“You didn’t sleep well last night, did you?” said my husband during his usual lunch break phone call home. I hadn’t realized it was so obvious, and apologized for any loss of sleep my restless tossing had caused him. “I had a nightmare. Sorry.” It seemed like so little to say considering the depth of my reaction the night before. Dreams…so mysterious…so powerful.
I’ve been reading a book by author Peggy Tabor Millin called, Women, Writing, and Soul-Making. She offers many tips and tools for honing the craft of writing, but more importantly she inspires women to take back their creative fire. Allow me to quote a bit of wisdom that I found powerful:
“Claiming the fullness of the feminine requires fully exploring and integrating all the feminine archetypes as parts of ourselves. Without the power and wisdom they bring us, without their insight into both our darkness and our light, we cannot stand alone on our own terms. As long as we shrink from their challenge to be totally ourselves, we will not have the freedom to create.”—Millin page 95
As a woman who loves to write I found her words bothersome. Was I being authentic as a writer? Do I pull from the depths inside of me or do I write from a place of comfort alone? I wasn’t sure.
Another of the author’s suggestions was to ask a question—mentally—before going to sleep at night and see where the subconscious takes you. Then, pay attention and try to remember your dreams. That seemed like an easy enough project, so I asked how I might go deeper inside of my thoughts to become a better writer. After shutting off the lamp near our bed, I focused on the soft music drifting from the CD player and allowed sleep to take me.
In my dream I was in my childhood home. I was young, but ageless at the same time. I had fallen into the basement of our house, and there was no way to get out. Only a tiny bit of brown light filtered through the glass brick that substituted as a window near the ceiling. The air was cold, damp, and thick as I breathed my fear. Turning in small circles I felt the blackness consuming me. I screamed for my mother, but the more I tried to find my voice the less sound came forth.
I woke from my dream and found I was trembling… a thousand miniature earthquakes moving through my being. Sorting through the layers, I suddenly remembered that event had happened, but I’d forgotten about it.
Great-Aunt Margaret owned acreage and intended to build a retirement home on the property at some future date. With the basement foundation put in, Margaret’s husband passed away before their home was built. My parents, newly relocated from Kansas, purchased the land from Margaret and started a farm.
The timing and details are sketchy, but I remember them buying a house and moving it onto the basement’s foundation. Mom and Dad were slowly remodeling the house before we took up residence. In those early days there were no fixed stairs leading into the basement, but my brothers often went down there, so I thought I should see what was so interesting. I was four years old.

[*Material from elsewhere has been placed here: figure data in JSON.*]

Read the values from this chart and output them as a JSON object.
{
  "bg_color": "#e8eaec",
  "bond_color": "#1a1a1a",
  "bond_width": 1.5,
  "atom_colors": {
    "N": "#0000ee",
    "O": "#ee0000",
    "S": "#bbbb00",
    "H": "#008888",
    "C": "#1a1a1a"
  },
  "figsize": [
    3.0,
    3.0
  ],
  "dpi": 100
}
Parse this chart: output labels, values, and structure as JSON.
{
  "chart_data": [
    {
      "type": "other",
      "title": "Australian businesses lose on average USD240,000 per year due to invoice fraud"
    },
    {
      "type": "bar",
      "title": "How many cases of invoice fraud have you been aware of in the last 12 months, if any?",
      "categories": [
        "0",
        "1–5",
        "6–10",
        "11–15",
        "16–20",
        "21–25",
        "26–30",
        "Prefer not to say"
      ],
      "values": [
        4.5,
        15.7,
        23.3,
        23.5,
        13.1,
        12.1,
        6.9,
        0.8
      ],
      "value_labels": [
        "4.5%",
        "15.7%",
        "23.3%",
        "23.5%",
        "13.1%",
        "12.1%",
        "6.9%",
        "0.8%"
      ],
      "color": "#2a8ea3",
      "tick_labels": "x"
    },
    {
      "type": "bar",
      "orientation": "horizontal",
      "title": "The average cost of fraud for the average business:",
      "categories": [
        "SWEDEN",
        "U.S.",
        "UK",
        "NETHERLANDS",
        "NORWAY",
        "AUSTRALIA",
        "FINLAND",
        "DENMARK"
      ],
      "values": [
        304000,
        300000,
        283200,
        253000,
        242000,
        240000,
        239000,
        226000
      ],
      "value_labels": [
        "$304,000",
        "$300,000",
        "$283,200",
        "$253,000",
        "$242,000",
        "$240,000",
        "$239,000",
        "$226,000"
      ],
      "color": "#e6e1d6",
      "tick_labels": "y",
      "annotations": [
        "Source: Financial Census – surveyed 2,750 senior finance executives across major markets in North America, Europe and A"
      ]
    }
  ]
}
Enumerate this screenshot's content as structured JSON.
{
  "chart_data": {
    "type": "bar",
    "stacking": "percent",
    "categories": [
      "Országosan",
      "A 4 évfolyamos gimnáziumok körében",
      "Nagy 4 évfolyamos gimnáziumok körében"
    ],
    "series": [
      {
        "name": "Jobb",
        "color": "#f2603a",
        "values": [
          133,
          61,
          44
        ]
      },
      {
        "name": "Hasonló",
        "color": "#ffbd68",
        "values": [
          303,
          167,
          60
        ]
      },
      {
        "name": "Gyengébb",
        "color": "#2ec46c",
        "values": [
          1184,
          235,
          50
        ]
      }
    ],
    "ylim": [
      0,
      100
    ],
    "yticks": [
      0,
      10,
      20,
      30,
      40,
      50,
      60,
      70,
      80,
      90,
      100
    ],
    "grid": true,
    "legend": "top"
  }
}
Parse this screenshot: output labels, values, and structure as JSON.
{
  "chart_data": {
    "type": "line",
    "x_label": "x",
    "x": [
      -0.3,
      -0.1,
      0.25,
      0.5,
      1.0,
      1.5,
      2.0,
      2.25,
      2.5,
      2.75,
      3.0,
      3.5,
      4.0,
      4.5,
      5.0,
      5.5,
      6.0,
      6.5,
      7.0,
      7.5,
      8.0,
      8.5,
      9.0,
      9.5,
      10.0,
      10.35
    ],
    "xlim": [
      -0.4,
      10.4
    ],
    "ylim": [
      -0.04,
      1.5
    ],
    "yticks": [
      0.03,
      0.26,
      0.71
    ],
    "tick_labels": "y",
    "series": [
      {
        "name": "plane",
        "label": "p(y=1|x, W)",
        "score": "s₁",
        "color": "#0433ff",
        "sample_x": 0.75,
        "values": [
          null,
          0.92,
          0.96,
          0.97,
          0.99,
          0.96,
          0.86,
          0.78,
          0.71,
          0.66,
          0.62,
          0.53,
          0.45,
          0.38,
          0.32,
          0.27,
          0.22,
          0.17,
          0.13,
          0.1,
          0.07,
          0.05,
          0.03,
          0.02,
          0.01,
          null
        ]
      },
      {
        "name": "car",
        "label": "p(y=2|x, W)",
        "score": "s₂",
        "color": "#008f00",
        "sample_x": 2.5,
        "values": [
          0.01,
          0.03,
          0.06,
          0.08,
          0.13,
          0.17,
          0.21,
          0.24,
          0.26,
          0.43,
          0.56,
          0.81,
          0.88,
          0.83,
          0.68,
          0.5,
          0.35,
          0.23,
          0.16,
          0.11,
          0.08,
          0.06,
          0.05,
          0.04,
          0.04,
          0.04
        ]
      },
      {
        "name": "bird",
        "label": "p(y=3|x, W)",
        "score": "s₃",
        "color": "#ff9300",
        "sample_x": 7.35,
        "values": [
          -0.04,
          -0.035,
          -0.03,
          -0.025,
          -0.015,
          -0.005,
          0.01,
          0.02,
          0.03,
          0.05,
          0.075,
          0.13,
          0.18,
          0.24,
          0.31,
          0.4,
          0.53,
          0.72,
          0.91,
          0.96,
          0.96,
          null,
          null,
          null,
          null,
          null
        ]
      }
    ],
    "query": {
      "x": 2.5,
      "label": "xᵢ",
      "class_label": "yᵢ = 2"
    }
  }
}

In my memory there is a moment when I stood looking into the black hole and believing there would be something to catch me when I took that first step. There wasn’t. I fell to the basement floor where fortunately a number of burlap sacks were stacked. With no stairs, I was trapped, and nobody knew where I was.
The odd thing is, once the memory came back it flooded me. Nonetheless, as I laid in bed trying to pull back the pieces of the childhood moment, there was no lingering sense of fear or recollection of that moment scarring me emotionally as I went forward.
I do remember that my mother eventually found me, and that she lowered a ladder and a flashlight into the darkness. She scolded me for being so stupid and said I was lucky I hadn’t broken my neck. I also remember there was an odd look on her face as I came off the ladder. The look said she was mad at me, yes, but also a bit scared. And maybe, in the grey fire of her eyes, a tiny bit proud that I was that fearless.
I don’t know why the dream uncovered that forgotten episode of my youth. Did I invite it with my pre-sleep question? Will it help me be a better writer knowing I was once a brave, or perhaps foolish, child? The subconscious is open to interpretation.
After having a little time to ponder the dream, and the event, I have decided something. I’ve decided I wish I still had the guts to step into the unknown and believe to my soul’s core that I will be just fine when I land.